Unfortunately for residents of the small Nebraska towns of Pilger, Coleridge, and Laurel, folks did not need to turn on their televisions, they simply needed to look out of their windows. Gale-force winds and mile-wide tornadoes ripped destructive paths through the northeastern part of the state early this week. The triple tornadoes in Nebraska left residents of three towns scrambling to locate loved ones and assess the damage in the tragic aftermath of the powerful forces that flattened houses and left at least two people dead. While residents of Pilger are still reeling from their twin twister touchdowns of Monday afternoon, the neighboring towns of Coleridge and Laurel were both threatened early Wednesday morning by another powerful tornado, as it hovered nearby the two communities for approximately an hour.
With so much mindless destruction, scientists have been working for decades to develop various methods and instruments in order to “predict” these forces of atmospheric awe. Climatologists, meteorologists, plucky “storm chasers,” and other professionals in the field understand that nature cannot be predicted with 100 percent accuracy. However, they began compiling massive amounts of data, satellite images, and reports from local weather stations in an effort to produce estimates of the devastating effects of the twisters.
So how do scientists “measure” these twisters? The Fujita Scale, designed in 1971 by T. Theodore Fujita, developed general qualifiers, which in turned helped climate scientists categorize tornadoes on a scale from zero to five, offering ballpark estimates of wind speed, ground speed, the ground width of the twister, and the general damage left in the wake of a twister. This scale, widely used by climate scientists, was the gold standard for over 35 years. That is, before Mr. Fujita’s scale received a “makeover,” of sorts.

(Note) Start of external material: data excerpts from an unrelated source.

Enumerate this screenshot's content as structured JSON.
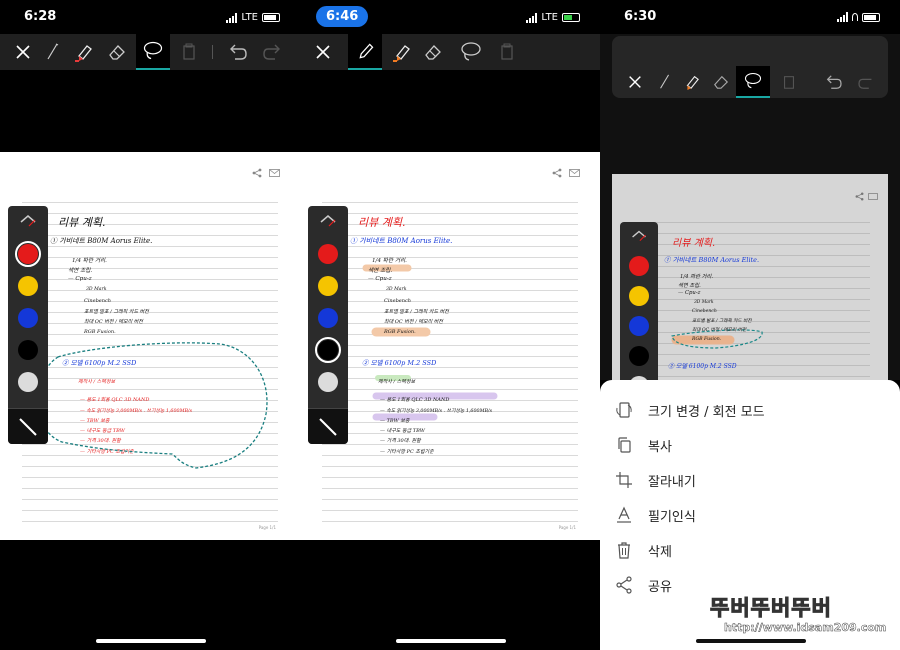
{
  "panels": [
    {
      "time": "6:28",
      "network": "LTE",
      "notes": {
        "heading": "리뷰 계획.",
        "item1": "① 가비네트 B80M Aorus Elite.",
        "lines1": [
          "1/4 파란 거리.",
          "색연 조립.",
          "— Cpu-z",
          "3D Mark",
          "Cinebench",
          "포트별 발포 / 그래픽 카드 버전",
          "최대 OC 버전 / 메모리 버전",
          "RGB Fusion."
        ],
        "item2": "② 모델 6100p M.2 SSD",
        "lines2": [
          "제작사 / 스펙정보",
          "— 용도 1회용 QLC 3D NAND",
          "— 속도 읽기성능 3,000MB/s . 쓰기성능 1,600MB/s",
          "— TBW 보증",
          "— 내구도 등급 TBW",
          "— 가격 30대. 원활",
          "— 기타사항 PC 조립기준"
        ]
      },
      "page_number": "Page 1/1"
    },
    {
      "time": "6:46",
      "network": "LTE",
      "notes": {
        "heading": "리뷰 계획.",
        "item1": "① 가비네트 B80M Aorus Elite.",
        "lines1": [
          "1/4 파란 거리.",
          "색연 조립.",
          "— Cpu-z",
          "3D Mark",
          "Cinebench",
          "포트별 발포 / 그래픽 카드 버전",
          "최대 OC 버전 / 메모리 버전",
          "RGB Fusion."
        ],
        "item2": "② 모델 6100p M.2 SSD",
        "lines2": [
          "제작사 / 스펙정보",
          "— 용도 1회용 QLC 3D NAND",
          "— 속도 읽기성능 3,000MB/s . 쓰기성능 1,600MB/s",
          "— TBW 보증",
          "— 내구도 등급 TBW",
          "— 가격 30대. 원활",
          "— 기타사항 PC 조립기준"
        ]
      },
      "page_number": "Page 1/1"
    },
    {
      "time": "6:30",
      "notes": {
        "heading": "리뷰 계획.",
        "item1": "① 가비네트 B80M Aorus Elite.",
        "lines1": [
          "1/4 파란 거리.",
          "색연 조립.",
          "— Cpu-z",
          "3D Mark",
          "Cinebench",
          "포트별 발포 / 그래픽 카드 버전",
          "최대 OC 버전 / 메모리 버전",
          "RGB Fusion."
        ],
        "item2": "② 모델 6100p M.2 SSD"
      }
    }
  ],
  "palette_colors": {
    "red": "#e41b1b",
    "yellow": "#f5c400",
    "blue": "#1438d8",
    "black": "#000000",
    "white": "#dcdcdc"
  },
  "accent": "#19a7a3",
  "context_menu": [
    {
      "label": "크기 변경 / 회전 모드",
      "icon": "resize-rotate-icon"
    },
    {
      "label": "복사",
      "icon": "copy-icon"
    },
    {
      "label": "잘라내기",
      "icon": "crop-icon"
    },
    {
      "label": "필기인식",
      "icon": "handwriting-recognition-icon"
    },
    {
      "label": "삭제",
      "icon": "trash-icon"
    },
    {
      "label": "공유",
      "icon": "share-icon"
    }
  ],
  "watermark": {
    "main": "뚜버뚜버뚜버",
    "url": "http://www.idsam209.com"
  }
}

In 2007, scientists and engineers working with the National Oceanic and Atmospheric Association (NOAA) developed the “Enhanced F-Scale,” in an effort to better understand these destructive forces of nature. The numeric values of zero through five remain the same, but an additional 28 other classifying features grace the pages of this new system. Based on observed damage and estimated wind speed, scientists create artificial “tornadoes” in a controlled environment. These controlled environments measure the levels of destruction, while incrementally increasing wind speeds in powerful, three-second wind bursts.

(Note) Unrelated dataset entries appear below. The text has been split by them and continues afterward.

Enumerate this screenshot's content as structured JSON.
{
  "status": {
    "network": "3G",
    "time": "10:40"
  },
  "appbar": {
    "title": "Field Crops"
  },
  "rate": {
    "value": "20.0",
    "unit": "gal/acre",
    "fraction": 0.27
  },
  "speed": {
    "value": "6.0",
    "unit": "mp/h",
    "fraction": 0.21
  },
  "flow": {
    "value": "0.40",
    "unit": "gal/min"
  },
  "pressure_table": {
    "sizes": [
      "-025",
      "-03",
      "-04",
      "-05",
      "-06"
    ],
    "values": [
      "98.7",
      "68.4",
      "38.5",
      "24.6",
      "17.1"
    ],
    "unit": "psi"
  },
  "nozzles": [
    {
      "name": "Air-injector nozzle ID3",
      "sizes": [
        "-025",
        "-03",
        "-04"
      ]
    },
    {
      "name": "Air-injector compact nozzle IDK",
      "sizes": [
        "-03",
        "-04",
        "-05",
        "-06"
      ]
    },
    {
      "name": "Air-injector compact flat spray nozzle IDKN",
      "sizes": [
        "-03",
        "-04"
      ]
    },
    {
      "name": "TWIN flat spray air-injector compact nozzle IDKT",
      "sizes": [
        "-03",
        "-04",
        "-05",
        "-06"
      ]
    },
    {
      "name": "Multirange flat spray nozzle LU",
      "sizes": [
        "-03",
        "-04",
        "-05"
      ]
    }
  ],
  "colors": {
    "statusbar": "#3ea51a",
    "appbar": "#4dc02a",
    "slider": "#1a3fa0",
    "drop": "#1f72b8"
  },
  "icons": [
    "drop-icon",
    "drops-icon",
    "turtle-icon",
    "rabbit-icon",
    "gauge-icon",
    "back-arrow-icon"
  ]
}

This enhanced scale is oddly specific, despite NOAA’s stern reminder that these lists and categories are not measurements, but are approximations based on conglomerate data from both experiments in a laboratory environment, and weather stations across the country. Listed types of destruction range from “single-wide mobile home” to “automobile showroom,” softwood tree damage, and more. However strange these damage qualifiers may appear, it is understandable why scientists are making every effort to illustrate, list, or otherwise estimate every aspect of a twister’s destructive force.

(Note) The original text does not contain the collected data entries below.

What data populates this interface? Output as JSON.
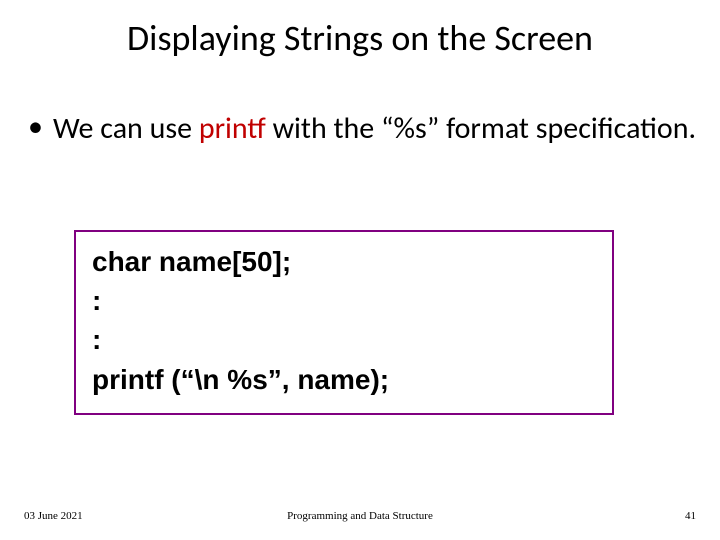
{
  "title": "Displaying Strings on the Screen",
  "bullet": {
    "pre": "We can use ",
    "keyword": "printf",
    "post": " with the “%s” format specification."
  },
  "code": {
    "line1": "char name[50];",
    "line2": ":",
    "line3": ":",
    "line4": "printf (“\\n %s”, name);"
  },
  "footer": {
    "date": "03 June 2021",
    "course": "Programming and Data Structure",
    "page": "41"
  }
}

A tornado’s powerful nature is often unpredictable, frightening, and deadly. Climate scientists understand that the problem does not lie in predicting its outcome, but in preventing the senseless deaths of those who are unlucky enough to cross paths with such a destructive force of nature. Unfortunately, it is impossible to predict every aspect and threat of a twister, and residents in Nebraska recently learned this the hard way as triple twisters touched down in their home towns. While the improved Fujita Scale, in concert with the efforts of these climate scientists, are advancing the development of enhanced tornado warning systems, which in turn, can save lives. Unfortunately for those already affected by such malevolent forces, the chaos of Mother Nature, it seems, will always have the trump card over human preparedness.